Multiple k-fold cross-validation to test for the best combination of covariates, model type and family.

findBestModel(
  x,
  datatype,
  corSpearman,
  saveWD = paste0(tempdir(), "/outputs"),
  zip.file = TRUE,
  restart = NULL,
  MPIcalc = FALSE,
  verbose = 0,
  na.max = 0.5,
  test = "wilcoxon"
)

Arguments

x

dataset (dataframe or SpatialPointsDataFrame) prepared with Prepare_dataset function. All column are supposed to be covariates except 'dataY' column. Factor/Character columns should have a name starting with 'factor_'

datatype

The data type to be chosen for modelling among 'PA', 'Density', 'ContPosNull', 'Count', 'TweedGLM', 'KrigeGLM'. (See modelselect_opt for more options and information)

corSpearman

dataframe of correlation between covariates as calculated by function Param_corr

saveWD

directory where to save all outputs of the cross-validation procedure. Folder is created if not exists. Tmp file if not defined.

zip.file

Logical or file path where to save all outputs in zip. In tmpdir by default.

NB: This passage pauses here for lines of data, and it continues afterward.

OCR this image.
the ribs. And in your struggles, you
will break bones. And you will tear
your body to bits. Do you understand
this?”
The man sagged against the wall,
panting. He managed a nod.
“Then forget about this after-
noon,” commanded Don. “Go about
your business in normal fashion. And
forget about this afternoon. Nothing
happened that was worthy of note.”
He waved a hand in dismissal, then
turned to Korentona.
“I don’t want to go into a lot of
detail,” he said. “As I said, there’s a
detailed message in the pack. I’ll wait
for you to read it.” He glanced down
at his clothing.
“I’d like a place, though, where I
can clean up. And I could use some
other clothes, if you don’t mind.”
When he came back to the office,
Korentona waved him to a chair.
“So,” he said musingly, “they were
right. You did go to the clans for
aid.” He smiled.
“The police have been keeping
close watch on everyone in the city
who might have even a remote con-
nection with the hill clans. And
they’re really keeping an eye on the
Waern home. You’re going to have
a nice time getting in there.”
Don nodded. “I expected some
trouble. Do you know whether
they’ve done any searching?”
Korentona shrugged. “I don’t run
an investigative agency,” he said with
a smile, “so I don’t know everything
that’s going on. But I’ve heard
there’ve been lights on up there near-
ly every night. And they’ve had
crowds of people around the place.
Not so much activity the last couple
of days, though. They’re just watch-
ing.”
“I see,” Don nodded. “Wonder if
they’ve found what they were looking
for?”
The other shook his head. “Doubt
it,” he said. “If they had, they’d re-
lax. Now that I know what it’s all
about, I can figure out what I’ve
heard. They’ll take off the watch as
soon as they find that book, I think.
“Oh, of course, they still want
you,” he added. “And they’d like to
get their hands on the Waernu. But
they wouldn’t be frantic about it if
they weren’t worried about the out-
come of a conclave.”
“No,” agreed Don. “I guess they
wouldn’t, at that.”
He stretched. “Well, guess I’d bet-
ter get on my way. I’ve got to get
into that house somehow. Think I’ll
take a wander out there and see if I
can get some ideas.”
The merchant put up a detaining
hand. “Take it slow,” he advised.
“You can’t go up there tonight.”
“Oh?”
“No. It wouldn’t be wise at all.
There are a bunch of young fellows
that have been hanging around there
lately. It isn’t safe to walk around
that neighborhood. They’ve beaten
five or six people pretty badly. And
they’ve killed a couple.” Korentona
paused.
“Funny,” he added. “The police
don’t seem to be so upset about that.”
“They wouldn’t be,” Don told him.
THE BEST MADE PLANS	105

If FALSE, outputs are not zipped and the path to saveWD is returned.

restart

numeric vector. If you stopped the analysis for any reasons, you can restart it at the modeltype step you want. Provide a vector of values, so that all modeltypes with the corresponding positions will be re-calculated. In this procedure, the modelselect_opt.save file saved in saveWD will be loaded. You can unzip your previously saved file and define this unzip folder as saveWD.

MPIcalc

Logical. Whether the function is run within a MPI cluster or locally.

verbose

Numeric. 0: no message, 1:few messages, 2:all messages

na.max

proportion maximum of NA value allowed in one distribution. If proportion of NA is upper na.max, model is ranked at the end and no p-value is calculated

test

test used to compare distribution as used by svyranktest